Czy jednak każdy mógł nabywać i dysponować kolorami według własnych upodobań? Czy było tak zawsze i wszędzie? 

Historia kolorów

Rozmawiając o tkaninach powinniśmy uświadomić sobie jak znaczącą rolę mają kolory będące tematem dzisiejszego wpisu. Nasze upodobania wobec nich, podobnie jak każdy inny kanon mają swój własny rodowód.


Czy zastanawiałaś się kiedyś skąd wzięły się nasze, europejskie upodobania do kolorów? Zapewnie nie raz przeglądałaś wzorniki tkanin tapicerskich w swoich ulubionych salonach meblowych i zastanawiałaś się dlaczego na dobrą sprawę poza deseniami wynikającymi z aktualnie panujących trendów tkaniny mają na ogół zbliżoną gamę, desenie – podobne palety barw oraz ich zestawienia? Wydaje się, jakby ktoś odgórnie dobierał je i zmuszał salony meblowe do utrzymywania.


Pewnych niezmiennych klasyków w ofercie. Nic bardziej mylnego – odpowiedzialni za to jesteśmy my sami oraz kilkanaście pokoleń naszych przodków. Brzmi zaskakująco?

Hagia Sofia - wnętrze

Kolor Zakazany

Przenieśmy się w czasy wcześniejsze. Znalazłaś się nieoczekiwanie w komnacie pełnej skrybów. Ci pracowici zakonnicy poświęcali całe swoje życie jednemu egzemplarzowi przepisywanemu bądź ilustrowanemu przez siebie manuskryptowi. Obserwujesz artystę jednak dochodzisz do dość intrygujących wniosków kiedy przychodzi Ci obserwować zakonników wlewających kolory w kontury ilustracji. Otóż masz rację – zastosowanie każdego z kolorów ma swoje konkretne przeznaczenie tj. Watykan nadał każdemu z nich odpowiednią konotację. Zakonnik Ci tłumaczy – biel dla czystości duchowej, zieleń jak zieleń Edenu, Raju. A kolory dla postaci Świętych? – Czerwień? Kolor władzy i męczeństwa – kolor chrystusowy. Błękit – tylko Matka Boska. Spoglądasz na habit zakonnika. Wygląda na schludny ale zużyty. Mnich szczerzy się i oświadcza – Brąz. Kolor ziemisty, ziemski.. kolor pokory, kolor człowieka i jego małości.

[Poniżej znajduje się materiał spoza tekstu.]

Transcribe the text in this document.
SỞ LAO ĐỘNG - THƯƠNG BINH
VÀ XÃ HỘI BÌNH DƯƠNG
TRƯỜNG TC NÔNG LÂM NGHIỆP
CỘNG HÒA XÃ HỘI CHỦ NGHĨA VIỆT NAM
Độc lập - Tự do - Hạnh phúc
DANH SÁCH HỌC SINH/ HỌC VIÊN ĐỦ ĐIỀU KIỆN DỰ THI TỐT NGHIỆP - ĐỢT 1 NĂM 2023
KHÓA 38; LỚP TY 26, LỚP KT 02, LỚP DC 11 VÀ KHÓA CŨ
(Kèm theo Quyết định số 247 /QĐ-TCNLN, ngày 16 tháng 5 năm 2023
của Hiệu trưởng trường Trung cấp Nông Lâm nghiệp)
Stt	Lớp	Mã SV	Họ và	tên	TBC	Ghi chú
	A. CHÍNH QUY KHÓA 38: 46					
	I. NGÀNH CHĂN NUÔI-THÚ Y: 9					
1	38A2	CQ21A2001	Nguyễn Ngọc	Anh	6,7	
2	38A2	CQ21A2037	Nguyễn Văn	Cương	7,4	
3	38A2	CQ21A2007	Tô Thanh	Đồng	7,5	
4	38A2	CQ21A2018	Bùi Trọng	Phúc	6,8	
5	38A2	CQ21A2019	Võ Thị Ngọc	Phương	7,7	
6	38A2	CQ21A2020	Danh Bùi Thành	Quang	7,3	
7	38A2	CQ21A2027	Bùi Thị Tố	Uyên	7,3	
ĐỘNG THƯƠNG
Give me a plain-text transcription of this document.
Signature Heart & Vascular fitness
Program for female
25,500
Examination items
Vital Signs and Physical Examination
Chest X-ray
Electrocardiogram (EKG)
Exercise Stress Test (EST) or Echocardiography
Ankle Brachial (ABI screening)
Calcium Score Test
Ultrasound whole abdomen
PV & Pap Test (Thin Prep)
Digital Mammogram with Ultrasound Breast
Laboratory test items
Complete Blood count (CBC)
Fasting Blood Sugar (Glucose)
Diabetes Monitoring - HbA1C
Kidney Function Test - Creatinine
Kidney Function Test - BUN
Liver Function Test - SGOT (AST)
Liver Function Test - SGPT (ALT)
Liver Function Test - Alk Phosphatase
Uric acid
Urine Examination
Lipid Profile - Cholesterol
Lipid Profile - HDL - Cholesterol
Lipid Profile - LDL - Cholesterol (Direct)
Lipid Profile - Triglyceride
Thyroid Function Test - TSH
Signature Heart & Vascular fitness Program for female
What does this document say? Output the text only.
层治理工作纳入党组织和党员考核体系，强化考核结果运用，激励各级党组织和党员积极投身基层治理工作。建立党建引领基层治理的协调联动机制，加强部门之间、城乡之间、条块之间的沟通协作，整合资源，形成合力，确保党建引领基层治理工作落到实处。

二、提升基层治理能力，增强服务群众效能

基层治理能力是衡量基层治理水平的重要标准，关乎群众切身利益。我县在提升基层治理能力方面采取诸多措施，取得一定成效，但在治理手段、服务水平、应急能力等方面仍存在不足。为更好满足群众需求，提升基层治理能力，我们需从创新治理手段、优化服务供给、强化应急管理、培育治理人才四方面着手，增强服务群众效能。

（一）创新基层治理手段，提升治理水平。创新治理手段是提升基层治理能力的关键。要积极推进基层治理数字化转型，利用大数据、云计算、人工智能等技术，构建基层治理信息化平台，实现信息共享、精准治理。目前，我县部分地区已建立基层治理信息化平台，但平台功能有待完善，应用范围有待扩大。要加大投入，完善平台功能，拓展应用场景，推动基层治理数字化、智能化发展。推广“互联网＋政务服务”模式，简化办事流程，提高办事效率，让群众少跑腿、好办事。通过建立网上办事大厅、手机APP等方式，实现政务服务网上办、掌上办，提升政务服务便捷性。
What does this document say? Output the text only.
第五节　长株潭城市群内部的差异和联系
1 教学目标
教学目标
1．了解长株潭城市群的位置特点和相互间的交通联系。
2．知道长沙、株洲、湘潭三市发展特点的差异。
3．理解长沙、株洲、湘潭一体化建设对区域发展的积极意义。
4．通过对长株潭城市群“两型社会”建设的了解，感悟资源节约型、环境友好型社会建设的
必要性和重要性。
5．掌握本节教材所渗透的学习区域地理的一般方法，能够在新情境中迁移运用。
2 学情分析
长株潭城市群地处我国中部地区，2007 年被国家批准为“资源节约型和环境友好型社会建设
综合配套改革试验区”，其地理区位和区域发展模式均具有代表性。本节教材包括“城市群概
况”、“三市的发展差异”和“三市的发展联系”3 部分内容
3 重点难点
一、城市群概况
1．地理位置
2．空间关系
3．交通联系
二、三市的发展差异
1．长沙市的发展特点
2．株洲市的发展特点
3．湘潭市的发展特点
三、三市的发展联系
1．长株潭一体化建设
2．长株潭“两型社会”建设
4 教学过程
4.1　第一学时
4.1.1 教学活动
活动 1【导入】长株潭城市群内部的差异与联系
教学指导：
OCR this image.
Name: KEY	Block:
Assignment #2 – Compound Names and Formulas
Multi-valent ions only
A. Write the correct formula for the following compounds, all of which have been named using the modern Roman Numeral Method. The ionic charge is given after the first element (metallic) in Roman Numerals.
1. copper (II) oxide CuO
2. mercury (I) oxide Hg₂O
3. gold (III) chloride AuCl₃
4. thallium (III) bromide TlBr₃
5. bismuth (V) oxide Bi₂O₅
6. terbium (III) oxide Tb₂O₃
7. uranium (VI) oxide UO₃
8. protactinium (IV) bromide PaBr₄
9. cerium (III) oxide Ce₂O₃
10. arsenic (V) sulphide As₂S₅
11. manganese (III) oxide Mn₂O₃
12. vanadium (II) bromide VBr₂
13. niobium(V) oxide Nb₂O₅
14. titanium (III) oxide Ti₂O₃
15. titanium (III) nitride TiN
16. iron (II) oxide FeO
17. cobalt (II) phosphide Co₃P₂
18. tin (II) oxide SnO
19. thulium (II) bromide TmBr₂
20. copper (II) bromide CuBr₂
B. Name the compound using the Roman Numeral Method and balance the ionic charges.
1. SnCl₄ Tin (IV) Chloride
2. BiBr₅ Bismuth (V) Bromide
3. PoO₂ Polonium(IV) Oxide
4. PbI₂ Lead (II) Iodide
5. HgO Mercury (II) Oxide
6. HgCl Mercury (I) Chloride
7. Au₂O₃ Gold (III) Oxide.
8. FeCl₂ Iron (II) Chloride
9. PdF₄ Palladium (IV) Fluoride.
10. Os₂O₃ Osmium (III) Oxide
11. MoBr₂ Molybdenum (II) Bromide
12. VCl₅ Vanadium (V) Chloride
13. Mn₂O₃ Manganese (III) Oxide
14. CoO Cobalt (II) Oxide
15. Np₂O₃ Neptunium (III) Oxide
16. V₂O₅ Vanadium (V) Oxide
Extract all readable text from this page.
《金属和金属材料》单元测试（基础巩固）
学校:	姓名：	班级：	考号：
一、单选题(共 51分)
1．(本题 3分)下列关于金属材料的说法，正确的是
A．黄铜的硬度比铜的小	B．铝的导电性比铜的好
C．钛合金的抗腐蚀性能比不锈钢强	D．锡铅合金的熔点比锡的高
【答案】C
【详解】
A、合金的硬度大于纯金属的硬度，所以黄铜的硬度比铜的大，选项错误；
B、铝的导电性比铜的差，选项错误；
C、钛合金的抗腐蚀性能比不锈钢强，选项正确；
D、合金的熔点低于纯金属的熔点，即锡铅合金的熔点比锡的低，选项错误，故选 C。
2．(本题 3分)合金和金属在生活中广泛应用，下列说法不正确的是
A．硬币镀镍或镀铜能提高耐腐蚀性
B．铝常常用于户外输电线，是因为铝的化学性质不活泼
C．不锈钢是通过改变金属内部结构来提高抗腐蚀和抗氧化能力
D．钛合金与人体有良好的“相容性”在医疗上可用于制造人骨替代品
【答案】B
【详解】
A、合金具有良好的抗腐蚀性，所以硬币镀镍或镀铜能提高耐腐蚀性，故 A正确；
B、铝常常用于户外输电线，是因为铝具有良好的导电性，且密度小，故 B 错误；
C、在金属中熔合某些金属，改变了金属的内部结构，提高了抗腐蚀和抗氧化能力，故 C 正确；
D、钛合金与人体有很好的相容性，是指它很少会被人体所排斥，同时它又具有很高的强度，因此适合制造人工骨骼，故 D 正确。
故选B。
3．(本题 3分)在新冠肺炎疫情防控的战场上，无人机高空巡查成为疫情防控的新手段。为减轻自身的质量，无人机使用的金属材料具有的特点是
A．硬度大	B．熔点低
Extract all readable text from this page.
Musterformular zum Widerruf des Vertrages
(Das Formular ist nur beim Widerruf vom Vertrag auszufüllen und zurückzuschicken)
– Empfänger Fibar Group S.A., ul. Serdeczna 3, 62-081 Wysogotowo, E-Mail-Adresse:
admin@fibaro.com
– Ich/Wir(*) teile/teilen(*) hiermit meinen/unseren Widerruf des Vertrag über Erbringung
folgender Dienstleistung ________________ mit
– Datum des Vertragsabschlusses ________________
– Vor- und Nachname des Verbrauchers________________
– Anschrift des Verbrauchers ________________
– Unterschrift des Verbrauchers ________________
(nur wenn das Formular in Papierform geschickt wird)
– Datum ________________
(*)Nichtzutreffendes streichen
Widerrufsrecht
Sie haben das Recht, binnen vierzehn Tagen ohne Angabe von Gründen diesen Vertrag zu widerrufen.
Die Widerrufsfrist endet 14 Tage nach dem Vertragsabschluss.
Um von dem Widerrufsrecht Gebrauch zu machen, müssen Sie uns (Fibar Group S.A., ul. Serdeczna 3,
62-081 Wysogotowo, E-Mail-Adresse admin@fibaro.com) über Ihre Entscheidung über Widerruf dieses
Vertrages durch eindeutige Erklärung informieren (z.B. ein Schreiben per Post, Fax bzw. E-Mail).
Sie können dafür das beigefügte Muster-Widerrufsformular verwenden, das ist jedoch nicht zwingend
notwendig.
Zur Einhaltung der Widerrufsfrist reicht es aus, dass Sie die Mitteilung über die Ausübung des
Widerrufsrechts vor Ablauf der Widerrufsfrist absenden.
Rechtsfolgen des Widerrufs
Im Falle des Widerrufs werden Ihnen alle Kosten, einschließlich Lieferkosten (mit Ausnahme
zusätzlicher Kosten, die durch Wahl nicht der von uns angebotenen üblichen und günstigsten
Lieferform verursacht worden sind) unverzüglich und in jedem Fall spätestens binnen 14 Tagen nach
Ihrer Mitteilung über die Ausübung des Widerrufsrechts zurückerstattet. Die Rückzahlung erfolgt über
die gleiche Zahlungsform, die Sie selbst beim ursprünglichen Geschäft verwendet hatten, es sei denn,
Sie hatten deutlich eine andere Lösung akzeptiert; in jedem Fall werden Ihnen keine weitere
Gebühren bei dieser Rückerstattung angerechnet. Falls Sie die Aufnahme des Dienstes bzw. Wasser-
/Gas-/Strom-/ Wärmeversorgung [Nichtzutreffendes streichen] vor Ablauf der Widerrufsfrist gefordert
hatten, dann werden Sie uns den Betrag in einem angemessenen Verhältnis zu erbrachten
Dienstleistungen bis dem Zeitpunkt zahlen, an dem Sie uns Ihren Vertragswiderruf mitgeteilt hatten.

A żółty? – pytasz. „Żółty jest zarezerwowany dla Judasza”. W tym momencie uśmiechasz się do siebie w myślach, przywołując w wyobraźni ulubioną sofę teściowej w kolorze intensywnie judaszowym.

Święte złoto

Teraz już zabierzemy Cię w ostatnią podróż. Prosimy teraz abyś zamknęła oczy i wyobraziła sobie najpotężniejszy złoty blask, jakby do Twojego okna zajrzało tysiąc Słońc. Już? Stoisz w kolosalnym budynku. Najpewniej najwyższym jaki w życiu byłaś. Spoglądasz ku górze – wszystko mieni się złotem, czujesz jakby sam Bóg spoglądał na Ciebie z wierzchu ogromnej kopuły. Zgadza Cię, wysłaliśmy Cię do Hagia Sophia.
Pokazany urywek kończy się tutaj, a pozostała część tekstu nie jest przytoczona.